Tuesday, April 25, 2006

The Lost "Worlds" of William Bronk--(a call for comments)


Some friends and I are putting together an AWP proposal which will be, in a sense, a tribute to the often neglected work of the late William Bronk. My leg of the thing is "pleasure," essentially. I'm in the early stages. Why read Bronk? And also, why don't we read him? As I reread and read for the first time many selections from his nine or so volumes, i'm struck by how, on the surface, he (and this is no slight) seems to have written the same poem time and again. “It is always hard like this, not having a world, / to imagine one…And oh, it is always a world and not a world” (“At Tikal"). With his unique brand of dialectics, and his often intellectual and rhetorical investigations (which can sometimes soar with their resulting abstractions) Bronk’s poems are often propositions to be tested--both asserting and yanking from under us what we may have thought was essential, was fixed to/in our lives, what was the very scaffolding of our existence.
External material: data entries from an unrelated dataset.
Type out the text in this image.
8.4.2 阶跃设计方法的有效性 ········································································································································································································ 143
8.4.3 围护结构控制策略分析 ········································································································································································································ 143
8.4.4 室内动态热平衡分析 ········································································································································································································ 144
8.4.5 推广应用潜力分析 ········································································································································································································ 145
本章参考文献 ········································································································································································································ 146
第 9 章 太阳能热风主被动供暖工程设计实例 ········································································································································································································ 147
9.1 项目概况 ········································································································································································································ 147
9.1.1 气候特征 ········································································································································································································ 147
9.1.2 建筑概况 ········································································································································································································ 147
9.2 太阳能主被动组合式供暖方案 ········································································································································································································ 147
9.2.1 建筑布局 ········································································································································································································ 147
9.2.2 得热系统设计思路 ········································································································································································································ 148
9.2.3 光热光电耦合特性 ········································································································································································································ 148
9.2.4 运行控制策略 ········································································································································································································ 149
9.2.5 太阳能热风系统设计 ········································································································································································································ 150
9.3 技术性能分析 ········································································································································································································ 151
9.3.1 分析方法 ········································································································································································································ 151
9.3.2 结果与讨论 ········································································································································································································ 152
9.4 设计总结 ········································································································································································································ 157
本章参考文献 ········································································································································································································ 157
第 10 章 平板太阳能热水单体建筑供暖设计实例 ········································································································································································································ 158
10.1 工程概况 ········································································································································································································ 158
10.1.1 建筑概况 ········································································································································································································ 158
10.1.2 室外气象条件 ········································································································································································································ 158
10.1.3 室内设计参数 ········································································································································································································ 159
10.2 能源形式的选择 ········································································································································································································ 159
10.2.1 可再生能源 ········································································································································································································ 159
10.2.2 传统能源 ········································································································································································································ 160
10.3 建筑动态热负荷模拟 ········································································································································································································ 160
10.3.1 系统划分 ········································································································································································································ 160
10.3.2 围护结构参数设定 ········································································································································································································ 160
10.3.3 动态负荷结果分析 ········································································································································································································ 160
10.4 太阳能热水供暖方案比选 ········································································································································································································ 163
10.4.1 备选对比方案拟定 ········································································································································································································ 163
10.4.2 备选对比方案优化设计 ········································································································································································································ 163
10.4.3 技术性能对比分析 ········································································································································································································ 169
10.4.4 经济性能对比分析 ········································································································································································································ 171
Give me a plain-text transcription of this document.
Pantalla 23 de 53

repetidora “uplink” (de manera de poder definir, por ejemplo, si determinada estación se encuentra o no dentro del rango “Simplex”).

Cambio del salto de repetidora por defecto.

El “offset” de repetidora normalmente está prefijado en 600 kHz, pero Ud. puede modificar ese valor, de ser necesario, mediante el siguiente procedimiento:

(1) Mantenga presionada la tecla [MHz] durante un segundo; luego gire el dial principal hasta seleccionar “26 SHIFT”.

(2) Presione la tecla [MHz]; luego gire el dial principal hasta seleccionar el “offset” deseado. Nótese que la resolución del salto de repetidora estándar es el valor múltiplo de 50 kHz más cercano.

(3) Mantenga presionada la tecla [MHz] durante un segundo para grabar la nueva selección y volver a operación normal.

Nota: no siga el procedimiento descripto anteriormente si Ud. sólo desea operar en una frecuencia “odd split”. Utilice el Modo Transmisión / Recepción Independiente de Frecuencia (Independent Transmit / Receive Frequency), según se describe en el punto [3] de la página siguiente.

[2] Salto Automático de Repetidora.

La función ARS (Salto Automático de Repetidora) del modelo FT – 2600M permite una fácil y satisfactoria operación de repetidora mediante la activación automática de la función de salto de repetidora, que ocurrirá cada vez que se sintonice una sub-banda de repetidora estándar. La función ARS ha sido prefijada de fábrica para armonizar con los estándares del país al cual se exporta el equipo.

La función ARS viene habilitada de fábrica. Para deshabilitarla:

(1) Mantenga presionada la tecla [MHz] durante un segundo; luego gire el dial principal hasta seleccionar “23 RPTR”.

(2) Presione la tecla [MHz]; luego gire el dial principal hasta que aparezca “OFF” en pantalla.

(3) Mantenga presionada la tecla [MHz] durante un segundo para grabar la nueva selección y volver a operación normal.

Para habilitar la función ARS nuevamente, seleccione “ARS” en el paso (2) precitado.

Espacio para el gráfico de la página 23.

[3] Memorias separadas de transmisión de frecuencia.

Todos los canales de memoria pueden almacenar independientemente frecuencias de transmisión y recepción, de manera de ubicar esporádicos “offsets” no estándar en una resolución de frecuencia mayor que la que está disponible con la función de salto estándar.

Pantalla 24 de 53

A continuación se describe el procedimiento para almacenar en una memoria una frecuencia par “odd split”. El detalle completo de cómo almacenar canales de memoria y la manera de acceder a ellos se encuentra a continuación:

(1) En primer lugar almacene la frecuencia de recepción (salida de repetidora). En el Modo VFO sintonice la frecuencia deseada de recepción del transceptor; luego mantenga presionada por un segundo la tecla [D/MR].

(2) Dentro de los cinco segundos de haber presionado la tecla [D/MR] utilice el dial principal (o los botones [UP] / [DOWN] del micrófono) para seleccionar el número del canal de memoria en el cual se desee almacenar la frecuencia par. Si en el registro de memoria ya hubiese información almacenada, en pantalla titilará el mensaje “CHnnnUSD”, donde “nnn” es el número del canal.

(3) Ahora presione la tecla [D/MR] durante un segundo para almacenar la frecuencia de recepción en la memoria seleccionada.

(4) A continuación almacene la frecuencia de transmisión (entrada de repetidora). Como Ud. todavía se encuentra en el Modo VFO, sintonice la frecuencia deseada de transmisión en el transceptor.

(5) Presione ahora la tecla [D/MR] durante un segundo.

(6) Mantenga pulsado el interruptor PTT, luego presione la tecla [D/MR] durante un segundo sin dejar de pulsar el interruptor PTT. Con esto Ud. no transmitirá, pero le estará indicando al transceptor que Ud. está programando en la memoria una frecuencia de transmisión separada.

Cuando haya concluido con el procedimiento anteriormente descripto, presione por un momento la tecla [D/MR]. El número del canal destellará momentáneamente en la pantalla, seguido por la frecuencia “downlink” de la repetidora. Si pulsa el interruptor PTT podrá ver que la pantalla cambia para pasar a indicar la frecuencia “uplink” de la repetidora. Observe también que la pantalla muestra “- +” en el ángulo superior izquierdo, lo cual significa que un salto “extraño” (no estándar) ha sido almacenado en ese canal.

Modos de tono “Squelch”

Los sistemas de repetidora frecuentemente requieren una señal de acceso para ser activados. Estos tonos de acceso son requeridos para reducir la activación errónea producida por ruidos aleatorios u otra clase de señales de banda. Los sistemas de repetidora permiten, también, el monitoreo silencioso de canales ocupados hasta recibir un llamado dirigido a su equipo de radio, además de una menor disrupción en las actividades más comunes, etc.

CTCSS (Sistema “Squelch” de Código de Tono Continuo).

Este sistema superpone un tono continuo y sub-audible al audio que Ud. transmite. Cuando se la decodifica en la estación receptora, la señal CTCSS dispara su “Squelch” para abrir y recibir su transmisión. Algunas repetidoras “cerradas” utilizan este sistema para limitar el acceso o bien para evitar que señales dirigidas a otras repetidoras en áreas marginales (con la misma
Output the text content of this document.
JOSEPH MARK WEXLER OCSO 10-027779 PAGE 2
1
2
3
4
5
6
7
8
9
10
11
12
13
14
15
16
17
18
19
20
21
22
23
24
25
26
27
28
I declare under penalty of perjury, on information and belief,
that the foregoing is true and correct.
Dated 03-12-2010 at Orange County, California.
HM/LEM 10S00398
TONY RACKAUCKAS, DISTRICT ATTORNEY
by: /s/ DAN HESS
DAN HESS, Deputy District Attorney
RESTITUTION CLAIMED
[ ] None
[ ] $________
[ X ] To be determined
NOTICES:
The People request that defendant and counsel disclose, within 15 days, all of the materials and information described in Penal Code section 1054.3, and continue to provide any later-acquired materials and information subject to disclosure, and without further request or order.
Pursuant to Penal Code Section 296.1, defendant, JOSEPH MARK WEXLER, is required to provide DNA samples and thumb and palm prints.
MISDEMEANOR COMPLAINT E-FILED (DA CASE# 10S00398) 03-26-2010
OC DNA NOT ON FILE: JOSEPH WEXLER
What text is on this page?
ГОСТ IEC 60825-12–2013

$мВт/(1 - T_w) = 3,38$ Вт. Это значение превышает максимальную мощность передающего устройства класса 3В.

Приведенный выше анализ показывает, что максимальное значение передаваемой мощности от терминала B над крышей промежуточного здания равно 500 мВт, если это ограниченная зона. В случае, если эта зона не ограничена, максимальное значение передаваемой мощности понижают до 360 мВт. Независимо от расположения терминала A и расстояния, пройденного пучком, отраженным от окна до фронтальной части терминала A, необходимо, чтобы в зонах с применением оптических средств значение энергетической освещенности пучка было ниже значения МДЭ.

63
Bronk’s poems themselves are seemingly devoid of the common triggers of contemporary poetic pleasure, especially those flowing from the spring of William Carlos Williams’ famous dictum: “No ideas but in things.” And of course, Bronk’s poetry resists metaphor, largely. Yet, as readers we notice the philosophy in/of his poems riding the great wave of the lyric tradition. Bronk's investigative discourse always remains fresh, but perhaps most noticeably distinct, is that it is never afraid of size or scale. This is most honest. And for the willing reader, the wonder in Bronk’s "worlds," which are never the same "worlds" twice, is in his absolute desire for truth in them.

What do you think of William Bronk?

1 comment:

christopher salerno said...

Ross.

Thanks for that. Interesting response to Silliman's post today, at your place. I've placed "Little Fury" on Whirligig's roll.